Indian religion and science explored in new book

A new book published by the Metanexus Institute provides a unique introduction to Indian religion and its intersection with science.

Indic Visions in an Age of Science
is the tenth book for Varadaraja V. Raman, president of the Institute on Religion in an Age of Science (IRAS). He offers a view of India’s religions through his eyes as a scientist and humanist with contemporary interpretations consistent with insights of modern science. Raman offers a view on fostering peace and understanding amidst dangerous culture wars and clashing civilizations.

In ten chapters he highlights the development of Indian religion, philosophy and science from the distant past to the current day. Raman, emeritus professor of physics and humanities at Rochester Institute of Technology, has authored numerous papers on historical, social, and philosophical aspects of science, as well as on India’s heritage. He has authored nine previous books including Truth and Tension in Science and Religion, which details Raman’s views on how religion and science can fit together without a loss of integrity of one over the other. He is also known for his poetry that he has traditionally contributed at IRAS conferences.

He has written on many aspects of Indian heritage and culture and in 2006 was the recipient of the Raja Rao Award that honors and recognizes writers who have made outstanding contribution to the literature of the South Asian Diaspora.

Raman attended the University of Calcutta before completing graduate work on the foundations of quantum mechanics at the University of Paris under Louis de Broglie. He is a Metanexus Senior Fellow and regular contributor to the organizations’ online journal.

William Grassie, executive director of the Metanexus Institute, said of the new book: “Raman bridges north and south, east and west, science and religion in ways that few people can.

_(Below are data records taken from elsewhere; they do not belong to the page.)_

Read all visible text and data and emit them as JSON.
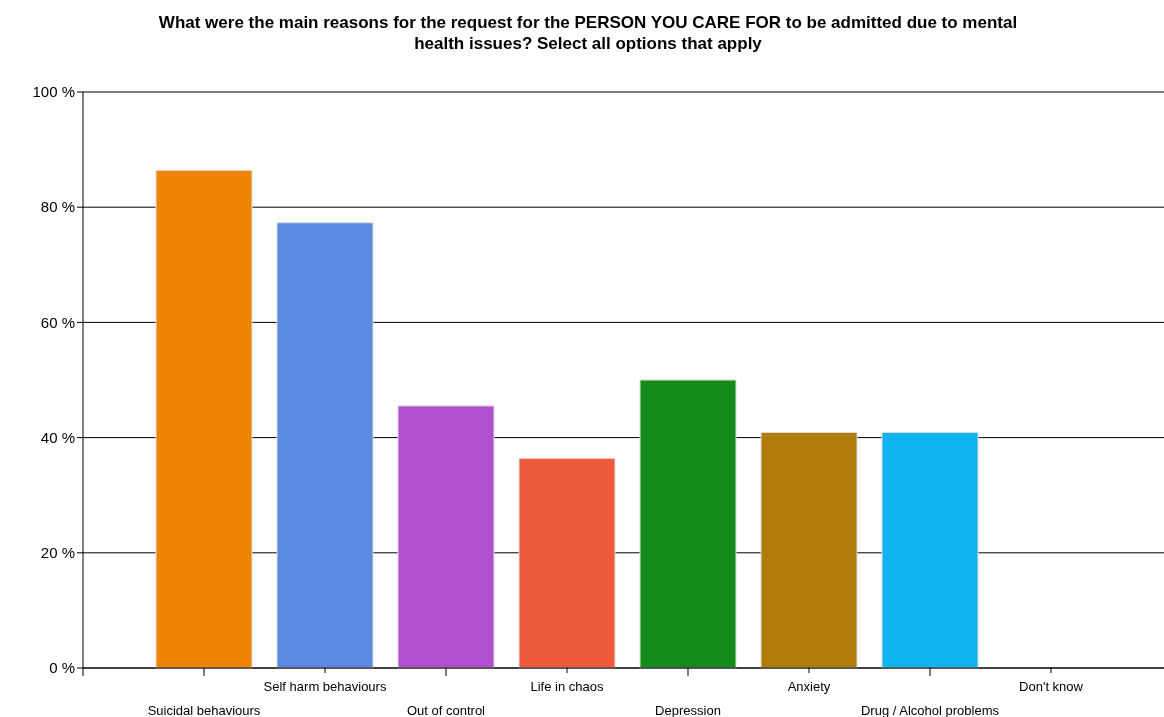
{
  "chart_data": {
    "type": "bar",
    "title": "What were the main reasons for the request for the PERSON YOU CARE FOR to be admitted due to mental health issues? Select all options that apply",
    "categories": [
      "Suicidal behaviours",
      "Self harm behaviours",
      "Out of control",
      "Life in chaos",
      "Depression",
      "Anxiety",
      "Drug / Alcohol problems",
      "Don't know"
    ],
    "values": [
      86.4,
      77.3,
      45.5,
      36.4,
      50,
      40.9,
      40.9,
      0
    ],
    "colors": [
      "#f08400",
      "#5b8ae0",
      "#b04fd0",
      "#f05a3c",
      "#138a1a",
      "#b07c0a",
      "#10b4ee",
      "#888888"
    ],
    "ylim": [
      0,
      100
    ],
    "yticks": [
      {
        "value": 0,
        "label": "0 %"
      },
      {
        "value": 20,
        "label": "20 %"
      },
      {
        "value": 40,
        "label": "40 %"
      },
      {
        "value": 60,
        "label": "60 %"
      },
      {
        "value": 80,
        "label": "80 %"
      },
      {
        "value": 100,
        "label": "100 %"
      }
    ],
    "grid": "y"
  }
}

He brings to bear deep erudition, multiple fluencies, and great spiritual sensitivities.”

Rice study shows few scientists see conflict with religion

Only 15% of scientists at major research universities see religion and science as always in conflict, according to a Rice University study that was published in Journal for the Scientific Study of Religion. Rice sociologist Elaine Howard Ecklund says that many people in understanding reality and origins of Earth and how life developed see irreconcilable conflict in religion and science, but this is challenged since a majority of scientists interviewed by Ecklund and her colleagues viewed religion and science as “valid avenues of knowledge.”

The study’s co-authors were sociologists Jerry Park of Baylor University and Katherine Sorrell, a former post baccalaureate fellow at Rice and current Ph.D. student at the University of Notre Dame. The team interviewed 275 participants, pulled from a survey of 2,198 tenured and tenure-track faculty in the natural and social sciences at 21 elite U.S. research universities.

Of this group, 70% said they believed religion and science are only sometimes in conflict. Half of the original survey population also expressed some form of religious identity. The study concluded that scientists as a whole are substantially different from most in the American public in how they view teaching “intelligent design” in public schools. Nearly all of the scientists have a negative impression of the theory of intelligent design.

Last year, Ecklund’s book Science vs. Religion: What Scientists Really Think was published by Oxford University Press detailing her findings. The study was supported by a grant from the John Templeton Foundation and additional funding from Rice University.